Background: The use of induction immunosuppressive therapies in heart transplantation (HT) is still controversial. Delay in the initiation and reduced calcineurin inhibitor dose, due to renal failure and other settings are used as potential indications to induction use in some centers. On the other hand minimization of doses of monoclonal antibodies for induction therapy is indicated in some clinical settings such as high infection risk. Immunemonitoring of lymphocyte subsets after induction therapy might provide useful information.

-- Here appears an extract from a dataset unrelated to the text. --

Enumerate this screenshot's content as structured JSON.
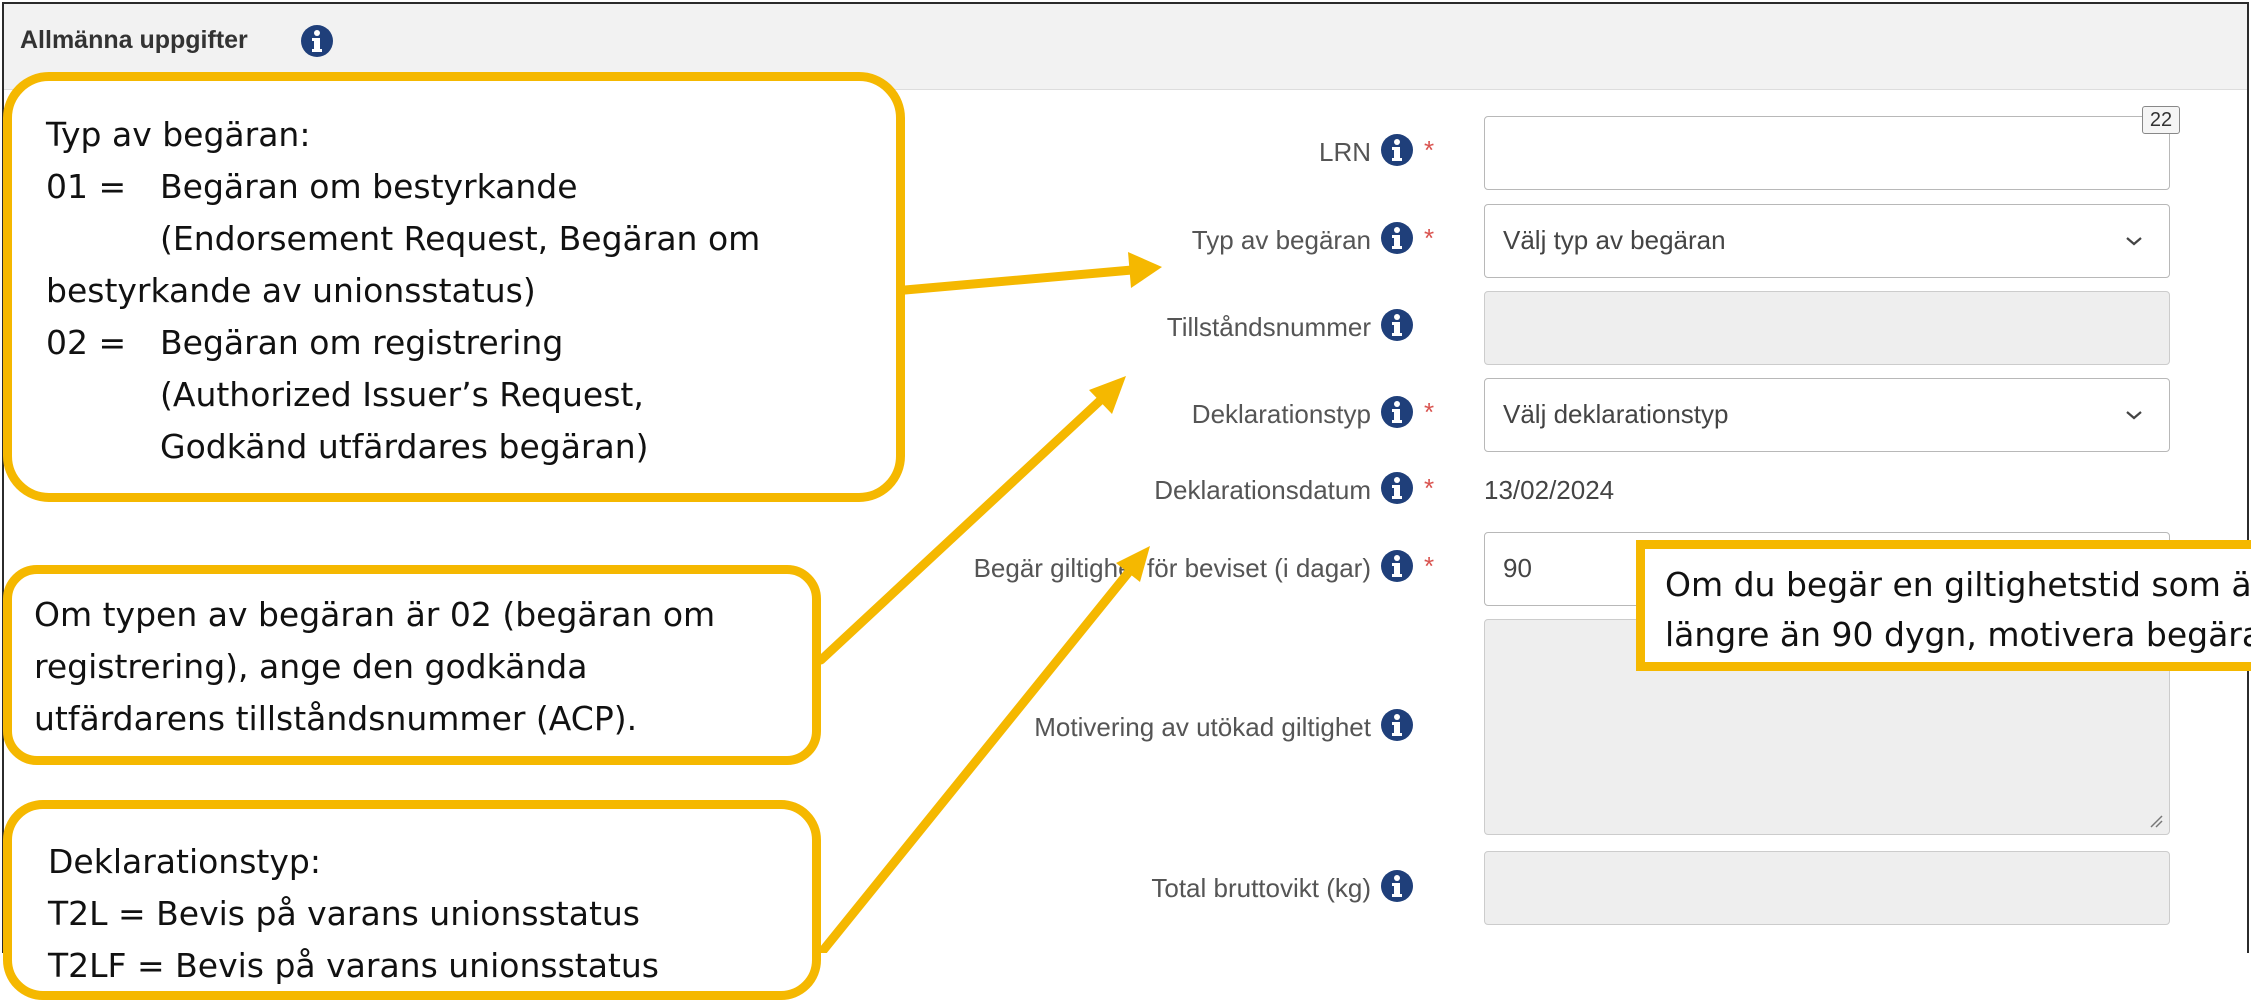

Methods: In a retrospective single center analysis of data prospectively collected, a comparative analysis of the kinetics of lymphocyte subsets was performed in patients using the recommended two doses [2D] of anti-IL2R-alpha monoclonal antibodies (Basiliximab, 20 mg, n=18) versus a single dose (1D, n=32). This was a non interventional study, single dose was indicated in specific clinical settings. We analysed the kinetics of regulatory CD4 T cells during the first 6 months after transplantation. Assessment points were pre-HT, day [d] 7, d15, d30, d60, d90 and d180. Maintenance immunosuppression included steroids, tacrolimus and mycophenolate mofetil in a similar way in both groups. Percentages and total counts of lymphocyte subsets were studied by flow-cytometry.
Results: Baseline (pre-HT) percentages were similar in both groups (5.45±2.48 vs 5.36±3.31%, p=0.93). In 2D group, a decrease of CD4+CD25+CD127low regulatory cells was observed as compared with pre-transplant values between day 7 and 60; while in 1D patients there were not significant differences. Lower levels of regulatory CD4+ cells were observed up to d30 in 2D patients as compared with 1D patients: d7 2.52±2.62 vs 4.76±3.90%, p=0.046; d14 2.75±2.55 vs 5.08±5.17%, p=0.074 and d30 2.96±2.69 vs 5.61±3.78%, p=0.014. During the 6 months follow up there was no significant difference in the prevalence of acute cellular rejection in both groups.  
Conclusion: In a 6 month post transplant immunemonitoring follow-up study of a single cohort, one-dose of Basiliximab maintained higher levels of regulatory cells compared to a conventional 2-dose regimen. Since CD4 regulatory cells are considered to have an important role against allograft rejection, this information should be taken into account. The potential role of this cellular immune monitoring to assist in clinical decision making should be further explored in future studies.